The Looming Threat of Broken CryptographyEvangelos Rekleitis of ENISA on the Need to Prepare for Quantum Computing Risks
Quantum computing eventually could break existing cryptographic methods with brute force attacks, so organizations need to prepare now, says Evangelos Rekleitis of ENISA, the European Union Agency for Cybersecurity.
“We have known about [quantum computing] since the 1990s that could actually break all widely used cryptosystems, things like Diffie Hellman and elliptic curves and RSA,” Rekleitis says. “For public key systems, we will have to find replacements. … Once we have a quantum computer, things like elliptic curves and RSA are mostly dead.”

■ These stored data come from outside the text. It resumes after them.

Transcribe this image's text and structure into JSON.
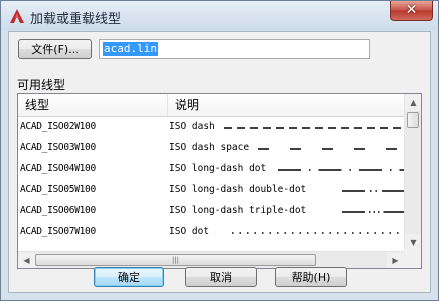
{
  "window": {
    "title": "加载或重载线型",
    "close_glyph": "✕"
  },
  "file": {
    "button_label": "文件(F)...",
    "value": "acad.lin"
  },
  "group_label": "可用线型",
  "table": {
    "columns": [
      "线型",
      "说明"
    ],
    "rows": [
      {
        "name": "ACAD_ISO02W100",
        "desc": "ISO dash",
        "pattern": "dash"
      },
      {
        "name": "ACAD_ISO03W100",
        "desc": "ISO dash space",
        "pattern": "dash-space"
      },
      {
        "name": "ACAD_ISO04W100",
        "desc": "ISO long-dash dot",
        "pattern": "long-dash-dot"
      },
      {
        "name": "ACAD_ISO05W100",
        "desc": "ISO long-dash double-dot",
        "pattern": "long-dash-double-dot"
      },
      {
        "name": "ACAD_ISO06W100",
        "desc": "ISO long-dash triple-dot",
        "pattern": "long-dash-triple-dot"
      },
      {
        "name": "ACAD_ISO07W100",
        "desc": "ISO dot",
        "pattern": "dot"
      }
    ]
  },
  "buttons": {
    "ok": "确定",
    "cancel": "取消",
    "help": "帮助(H)"
  },
  "scroll": {
    "up": "▲",
    "down": "▼",
    "left": "◀",
    "right": "▶",
    "grip": "|||"
  },
  "colors": {
    "selection": "#3399ff",
    "close": "#c75044",
    "accent": "#3c7fb1"
  },
  "icons": {
    "app": "autocad-logo-icon"
  }
}
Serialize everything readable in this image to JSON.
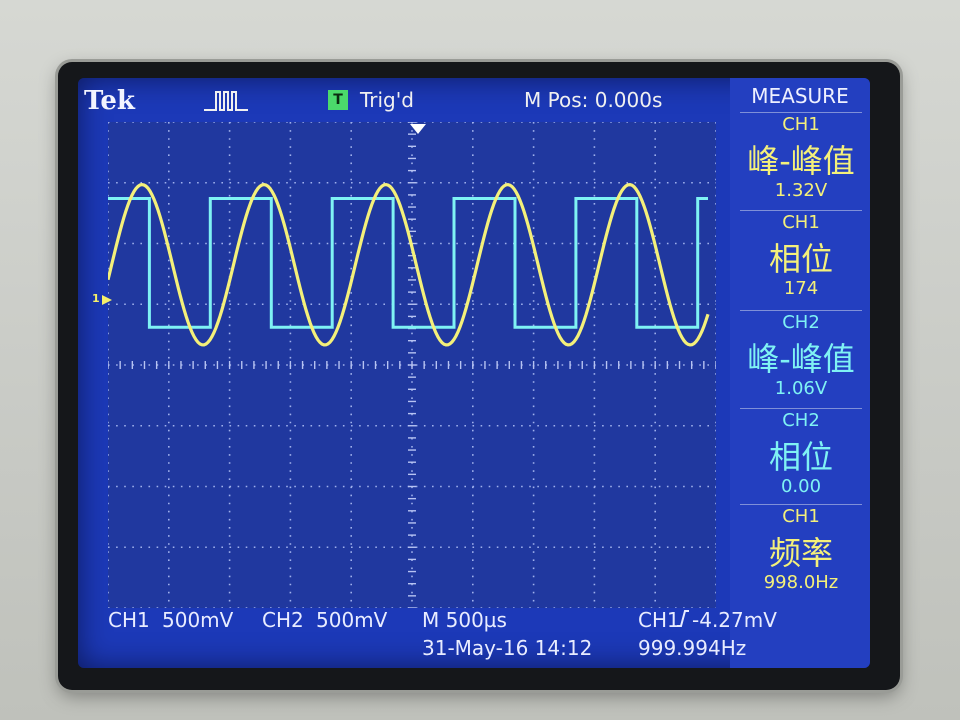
{
  "header": {
    "brand": "Tek",
    "acq_icon": "pulse-waveform-icon",
    "trigger_status_icon_letter": "T",
    "trigger_status": "Trig'd",
    "m_pos": "M Pos: 0.000s"
  },
  "menu": {
    "title": "MEASURE",
    "measurements": [
      {
        "channel": "CH1",
        "name": "峰-峰值",
        "value": "1.32V",
        "color": "#f4f07a"
      },
      {
        "channel": "CH1",
        "name": "相位",
        "value": "174",
        "color": "#f4f07a"
      },
      {
        "channel": "CH2",
        "name": "峰-峰值",
        "value": "1.06V",
        "color": "#7ff2f4"
      },
      {
        "channel": "CH2",
        "name": "相位",
        "value": "0.00",
        "color": "#7ff2f4"
      },
      {
        "channel": "CH1",
        "name": "频率",
        "value": "998.0Hz",
        "color": "#f4f07a"
      }
    ]
  },
  "status": {
    "ch1_label": "CH1",
    "ch1_scale": "500mV",
    "ch2_label": "CH2",
    "ch2_scale": "500mV",
    "timebase": "M 500µs",
    "date_time": "31-May-16 14:12",
    "trigger_source": "CH1",
    "trigger_level": "-4.27mV",
    "trigger_freq": "999.994Hz"
  },
  "markers": {
    "ch1_ground": "1"
  },
  "colors": {
    "screen_bg": "#1c39b8",
    "ch1_trace": "#f4f07a",
    "ch2_trace": "#7ff2f4",
    "trigger_badge": "#4bd96b"
  }
}
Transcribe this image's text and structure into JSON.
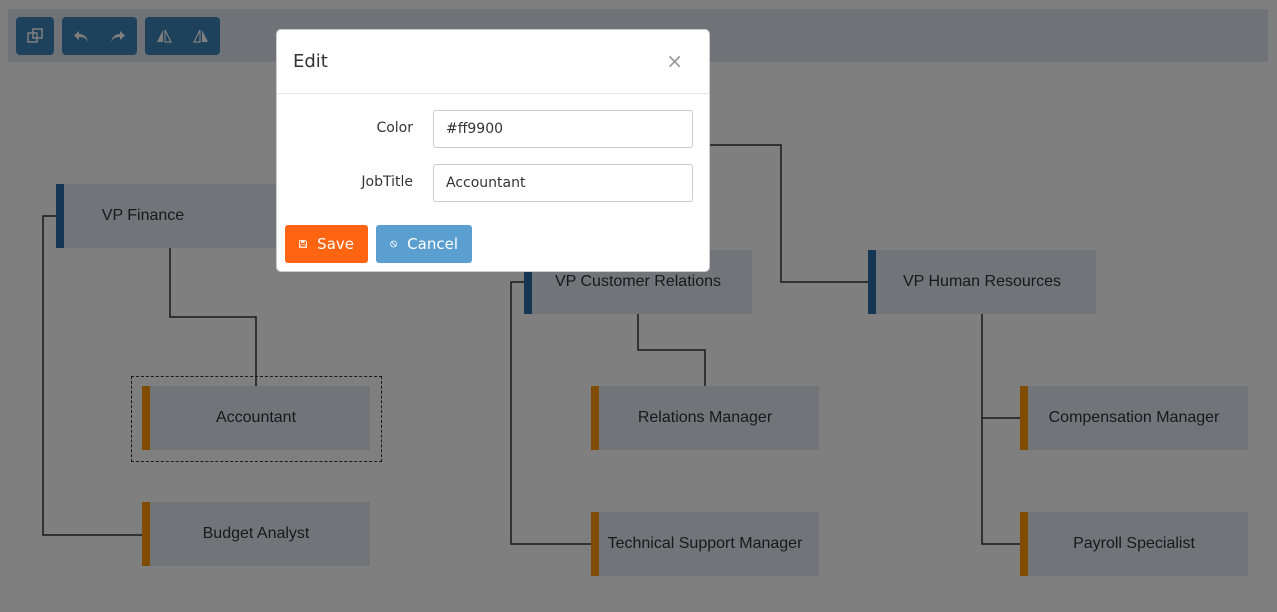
{
  "toolbar": {
    "groups": [
      {
        "items": [
          {
            "icon": "select-icon"
          }
        ]
      },
      {
        "items": [
          {
            "icon": "undo-icon"
          },
          {
            "icon": "redo-icon"
          }
        ]
      },
      {
        "items": [
          {
            "icon": "flip-horizontal-icon"
          },
          {
            "icon": "flip-vertical-icon"
          }
        ]
      }
    ]
  },
  "colors": {
    "vp_bar": "#2a6fa8",
    "staff_bar": "#ff9900",
    "node_bg": "#e3eaf2",
    "save": "#ff6410",
    "cancel": "#5a9fd0"
  },
  "nodes": {
    "vp_finance": "VP Finance",
    "accountant": "Accountant",
    "budget_analyst": "Budget Analyst",
    "vp_customer_relations": "VP Customer Relations",
    "relations_manager": "Relations Manager",
    "technical_support_manager": "Technical Support Manager",
    "vp_human_resources": "VP Human Resources",
    "compensation_manager": "Compensation Manager",
    "payroll_specialist": "Payroll Specialist"
  },
  "dialog": {
    "title": "Edit",
    "close": "×",
    "fields": {
      "color": {
        "label": "Color",
        "value": "#ff9900"
      },
      "job_title": {
        "label": "JobTitle",
        "value": "Accountant"
      }
    },
    "save_label": "Save",
    "cancel_label": "Cancel"
  }
}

Although quantum computers are not yet available, he says, "if I was a hacker with a lot of resources, and was able to capture and store all the communications that we are right now exchanging that are secured by a public key cryptosystem, after 10 or 15 years, once I get a [quantum computer], I can start decrypting all the past information that you have exchanged. So for a lot of organizations, the implications are now, so we'll have to act as soon as possible.”
In a video interview with Information Security Media Group, Rekleitis discusses:
- The definition of quantum computing;
- How current public key cryptography will be impacted by quantum computing;
- What today’s cryptographically reliant organizations should be doing.
Rekleitis, network and information security officer at ENISA, has has more than a decade of experience in information and communications technology governance, compliance and risk management. He has taken part in many EU-funded research projects on ICT security, privacy and risk assessment.